Whitman: The Lady’s For Nuclear

on June 22, 2011 at 4:50 PM


If anyone knows clean and green energy it is former New Jersey Governor Christine Todd Whitman, an unusual elected politician who also has a background as a public utility commissioner and served as Administrator of the Environmental Protection Agency a decade ago.

Nuclear energy needs to stay at its current 20% share of total electricity generation, Whitman told Breaking Energy during a swing through New York. One of the rare governors who has kept a high profile since leaving the administration, she now runs Whitman Strategy Group in New Jersey and Washington, DC and also serves as co-chair of the CASEnergy Coalition.
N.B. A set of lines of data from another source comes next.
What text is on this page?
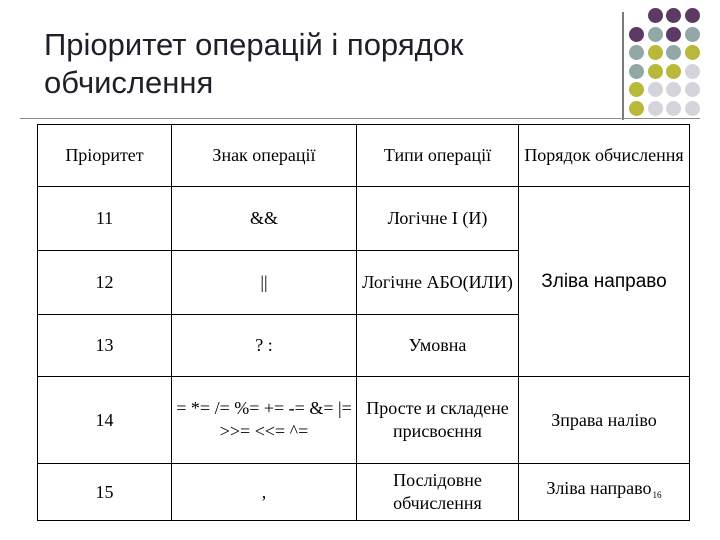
Пріоритет операцій і порядок
обчислення
Пріоритет	Знак операції	Типи операції	Порядок обчислення
11	&&	Логічне І (И)	Зліва направо
12	||	Логічне АБО(ИЛИ)	
13	? :	Умовна	
14	= *= /= %= += -= &= |= >>= <<= ^=	Просте и складене присвоєння	Зправа наліво
15	,	Послідовне обчислення	Зліва направо$_{16}$
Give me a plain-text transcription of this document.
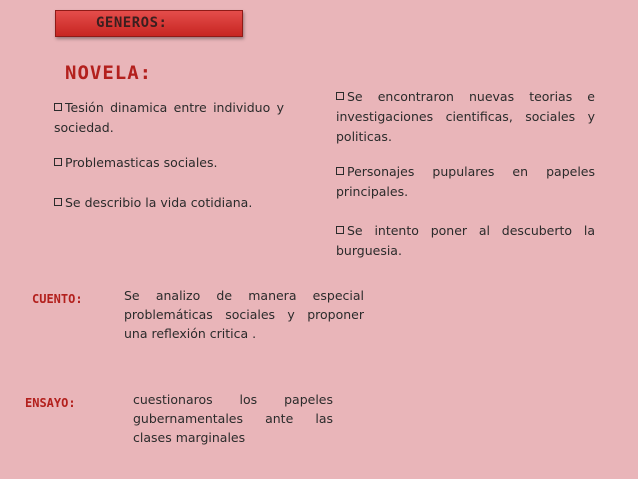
GENEROS:
NOVELA:
Tesión dinamica entre individuo y sociedad.
Problemasticas sociales.
Se describio la vida cotidiana.
Se encontraron nuevas teorias e investigaciones cientificas, sociales y politicas.
Personajes pupulares en papeles principales.
Se intento poner al descuberto la burguesia.
CUENTO:	Se analizo de manera especial problemáticas sociales y proponer una reflexión critica .
ENSAYO:	cuestionaros los papeles gubernamentales ante las clases marginales
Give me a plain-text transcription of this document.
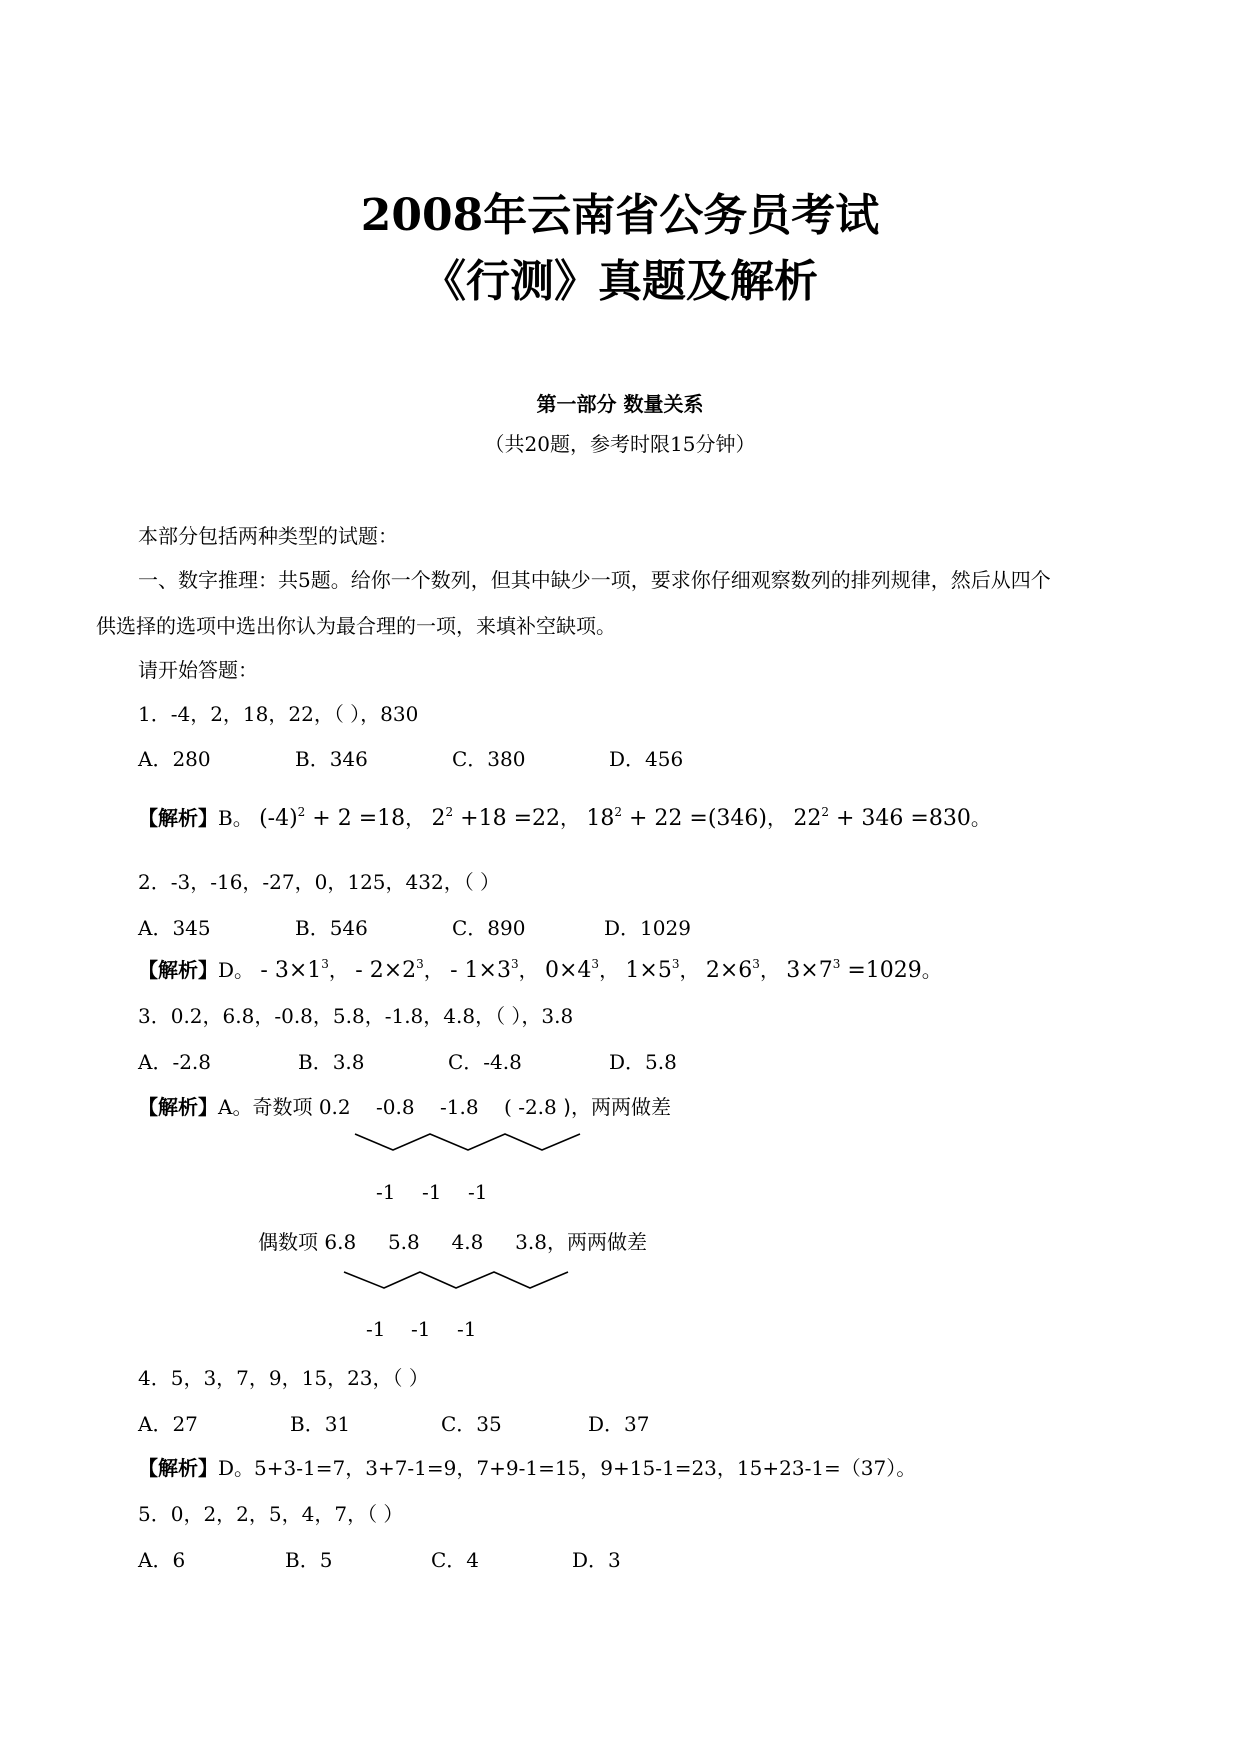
2008年云南省公务员考试
《行测》真题及解析
第一部分 数量关系
（共20题，参考时限15分钟）
本部分包括两种类型的试题：
一、数字推理：共5题。给你一个数列，但其中缺少一项，要求你仔细观察数列的排列规律，然后从四个
供选择的选项中选出你认为最合理的一项，来填补空缺项。
请开始答题：
1．-4，2，18，22，（ ），830
A．280	B．346	C．380	D．456
【解析】B。 $(-4)^2 + 2 =18$， $2^2 +18 =22$， $18^2 + 22 =(346)$， $22^2 + 346 =830$。
2．-3，-16，-27，0，125，432，（ ）
A．345	B．546	C．890	D．1029
【解析】D。 - $3\times 1^3$， - $2\times 2^3$， - $1\times 3^3$， $0\times 4^3$， $1\times 5^3$， $2\times 6^3$， $3\times 7^3 =1029$。
3．0.2，6.8，-0.8，5.8，-1.8，4.8，（ ），3.8
A．-2.8	B．3.8	C．-4.8	D．5.8
【解析】A。奇数项 0.2    -0.8    -1.8    ( -2.8 )，两两做差
-1 -1 -1
偶数项 6.8     5.8     4.8     3.8，两两做差
-1 -1 -1
4．5，3，7，9，15，23，（ ）
A．27	B．31	C．35	D．37
【解析】D。5+3-1=7，3+7-1=9，7+9-1=15，9+15-1=23，15+23-1=（37）。
5．0，2，2，5，4，7，（ ）
A．6	B．5	C．4	D．3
We’re very good about saying no to things in this country

CASEnergy is a grassroots group that lays out the case for nuclear energy as part of a “clean and green” energy strategy and targets states and localities where existing or new nuclear power are set to become part of the public debate. They are particularly active in the South and Southwest, where power demand is surging, Whitman said.

Whitman is up to date on the operations of nuclear plants, as well as the policy and regulations that drive them, and says that the industry needs to do a better job of communicating – though she acknowledged that talking about safety measures often intensifies rather than allays concerns.

Facing Fukushima

The US nuclear industry will change in response to Fukushima, Whitman said, with new safety regulations and operational adjustments guaranteeing the accident, which caused the Japanese nuclear power plant to enter an ongoing crisis state, wouldn’t be repeated in the US.

But she warned that countries like Germany, which have taken a strong stance against nuclear since the Fukushima accident, are not setting an example the US should follow. Uranium supplies that aren’t domestic come from reliable exporters like Canada and Australia, she emphasized, whereas Germany’s decision to replace all of its nuclear units put it even more at the mercy of large natural gas delivery from Russia.

Americans are well-informed on nuclear power and understand that Fukushima was an exceptional occurrence, Whitman said. Getting the facts and information to people about nuclear energy is her mission at CASEnergy, she said, to help get past the fact that “we’re very good about saying no to things in this country.”

Proceeding As Permitted

Most of the new nuclear capacity in the US will be built at existing facilities she said, echoing the comments of a former Democratic governor from Pennsylvania, Ed Rendell, at yesterday’s REFF Wall Street conference.

The permitting process at the Nuclear Regulatory Commission has been updated to allow utilities to submit the design, building plans, maintenance, operation and permitting for their planned nuclear facilities at the same time.

“They still jump through all the same hoops,” she told Breaking Energy, but the process isn’t as expensive and doesn’t lead to lengthy or crippling lawsuits.

New plants create jobs and economic development in their areas, and new alliances between community colleges and power companies that support special training programs for operations at nuclear plants are so attractive they have waiting lists. Jobs in the nuclear industry pay well, Whitman points out, and communities where nuclear plants are located are usually supportive of operations there because “they see the safety at work.”

The Road To 2012

In a much-used phrase in the energy business, Whitman stressed the need for a national energy policy. She didn’t have much hope for passage of an energy policy before the 2012 round of elections, she said, but she expects sound bites and partisanship to dominate the race.

A rare Republican who stands up for carbon emissions pricing and defends the role of the EPA, she expressed disappointment that environmental regulations have become a punching bag in politics, blamed for job losses.

“Environmental issues are used to feed the base,” she said.

Nuclear is an essential part of the “clean and green” strategy that should replace a sole focus on renewable fuels, she emphasizes, underlining the US will need all the electricity it can get.